The computer system itself is certified by the manufacturer to be up and running 99.9% of the time. The ping mechanism can be faulty as well, the likelihood for this is 1%. If the ping mechanism works correctly, it is reliable in showing uptime: if the critical computer system is up and the ping mechanism is not faulty, then in
9999 out of 10000 cases the ping mechanism will report the computer system to be up. It is less precise when the computer system is down, in that case even if the ping mechanism is not faulty, the ping mechanism will report the computer system to be down only in 700 out of 1000 cases. If the ping mechanism is faulty and the computer system is up, then the ping mechanism will report the system to be up only in 1 out of 10000 cases. If the ping mechanism is faulty and the computer system is down, then the ping mechanism will however report the computer system to be unavailable in 800 out of 1000 cases. The reliability of the thermometer (the second mechanism) is influenced by the computer system, as it tends to be more faulty with high temperature (so when the system is available). In particular, when the temperature is above the threshold, the thermometer is faulty in 30% of all cases, while it is faulty only in 3% of the cases when the temperature is below the threshold. When the thermometer works correctly, it will identify high temperature correctly in 95 out of 100 cases, and it will identify low temperature correctly in 999 out of 1000 cases. If the thermometer is faulty, it will still identify high temperature correctly in 93% of all cases, but low temperature will be misidentified in 98% of all cases.

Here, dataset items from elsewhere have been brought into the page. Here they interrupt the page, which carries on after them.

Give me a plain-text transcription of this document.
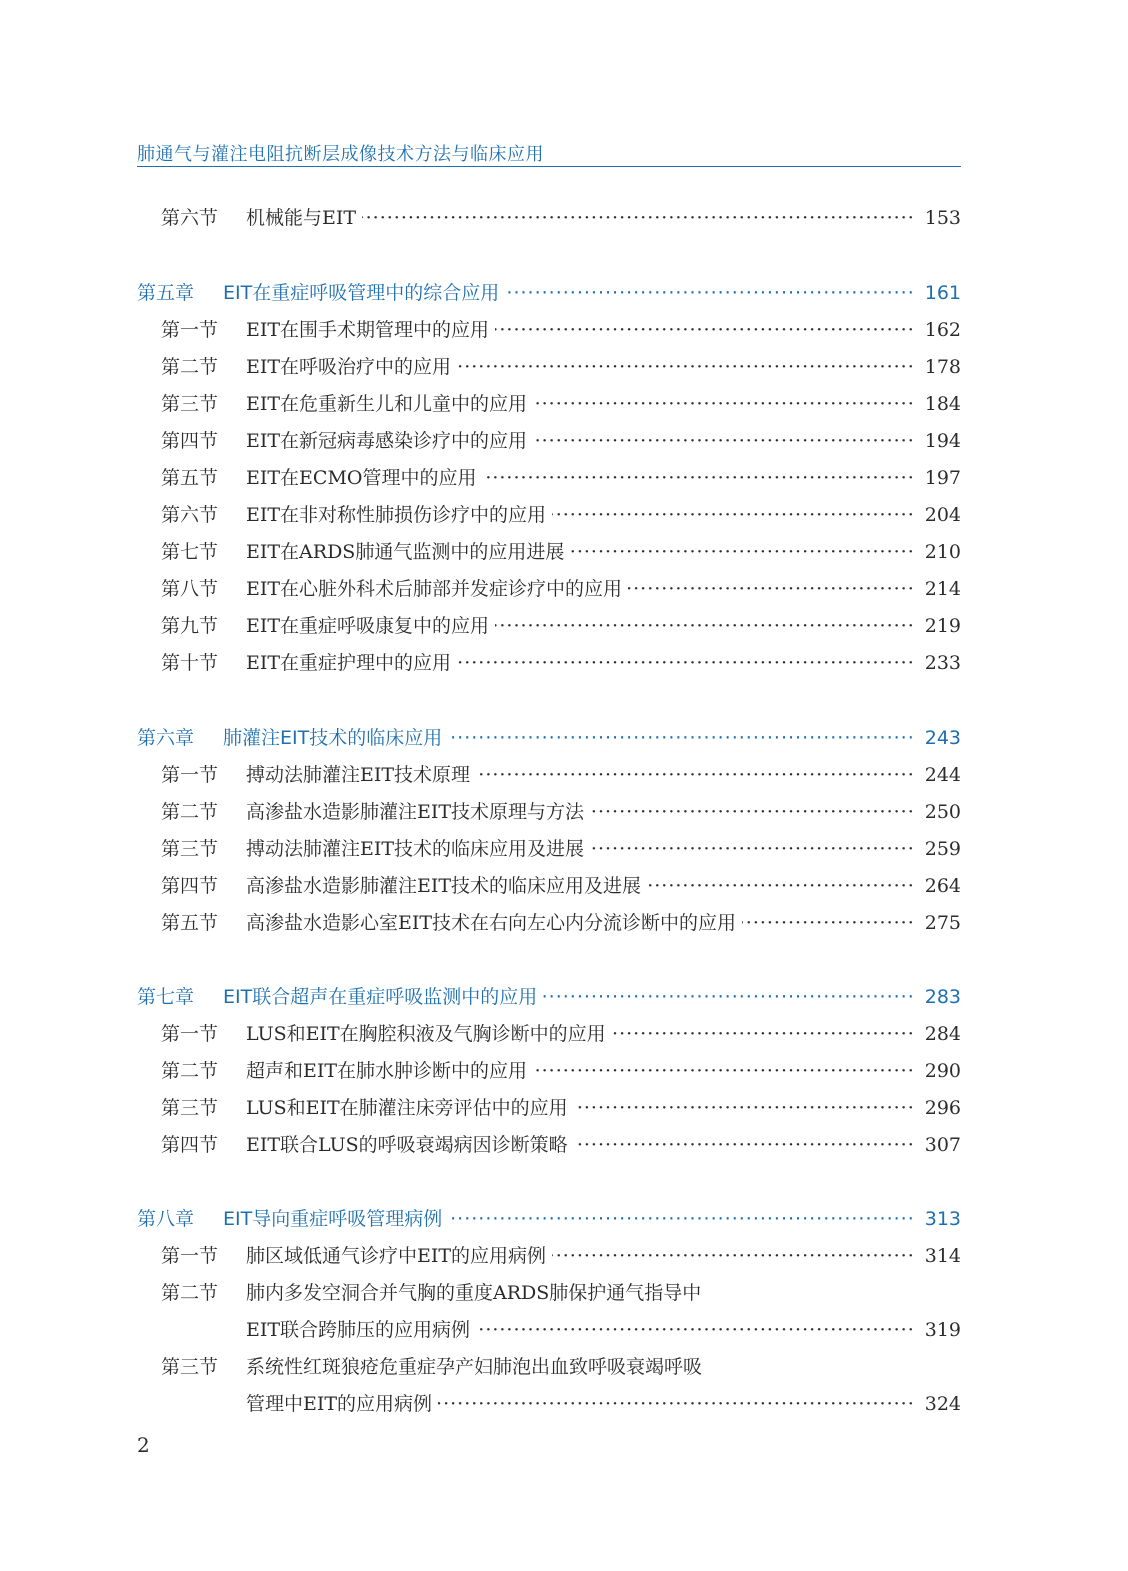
肺通气与灌注电阻抗断层成像技术方法与临床应用
第六节 机械能与EIT ·····	153
第五章 EIT在重症呼吸管理中的综合应用 ·····	161
第一节 EIT在围手术期管理中的应用 ·····	162
第二节 EIT在呼吸治疗中的应用 ·····	178
第三节 EIT在危重新生儿和儿童中的应用 ·····	184
第四节 EIT在新冠病毒感染诊疗中的应用 ·····	194
第五节 EIT在ECMO管理中的应用 ·····	197
第六节 EIT在非对称性肺损伤诊疗中的应用 ·····	204
第七节 EIT在ARDS肺通气监测中的应用进展 ·····	210
第八节 EIT在心脏外科术后肺部并发症诊疗中的应用 ·····	214
第九节 EIT在重症呼吸康复中的应用 ·····	219
第十节 EIT在重症护理中的应用 ·····	233
第六章 肺灌注EIT技术的临床应用 ·····	243
第一节 搏动法肺灌注EIT技术原理 ·····	244
第二节 高渗盐水造影肺灌注EIT技术原理与方法 ·····	250
第三节 搏动法肺灌注EIT技术的临床应用及进展 ·····	259
第四节 高渗盐水造影肺灌注EIT技术的临床应用及进展 ·····	264
第五节 高渗盐水造影心室EIT技术在右向左心内分流诊断中的应用 ·····	275
第七章 EIT联合超声在重症呼吸监测中的应用 ·····	283
第一节 LUS和EIT在胸腔积液及气胸诊断中的应用 ·····	284
第二节 超声和EIT在肺水肿诊断中的应用 ·····	290
第三节 LUS和EIT在肺灌注床旁评估中的应用 ·····	296
第四节 EIT联合LUS的呼吸衰竭病因诊断策略 ·····	307
第八章 EIT导向重症呼吸管理病例 ·····	313
第一节 肺区域低通气诊疗中EIT的应用病例 ·····	314
第二节 肺内多发空洞合并气胸的重度ARDS肺保护通气指导中
EIT联合跨肺压的应用病例 ·····	319
第三节 系统性红斑狼疮危重症孕产妇肺泡出血致呼吸衰竭呼吸
管理中EIT的应用病例 ·····	324
2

Create a Bayesian network that models this situation.
Answer the following questions:
_ How likely is it that the ping mechanism raises an alarm when the system
is available?
_ Both mechanisms signal unavailability of the computer system. How likely
is it that the computer system is really unavailable?
_ How likely is it that computer system unavailability goes undetected (i.e.
neither the ping mechanism nor the thermometer indicate unavailability
when the system is actually unavailable)?
_ The computer system is unavailable, but neither the ping mechanism nor
the thermometer indicate unavailability. How likely is it that the ping
mechanism is faulty? How likely is it that the thermometer is faulty?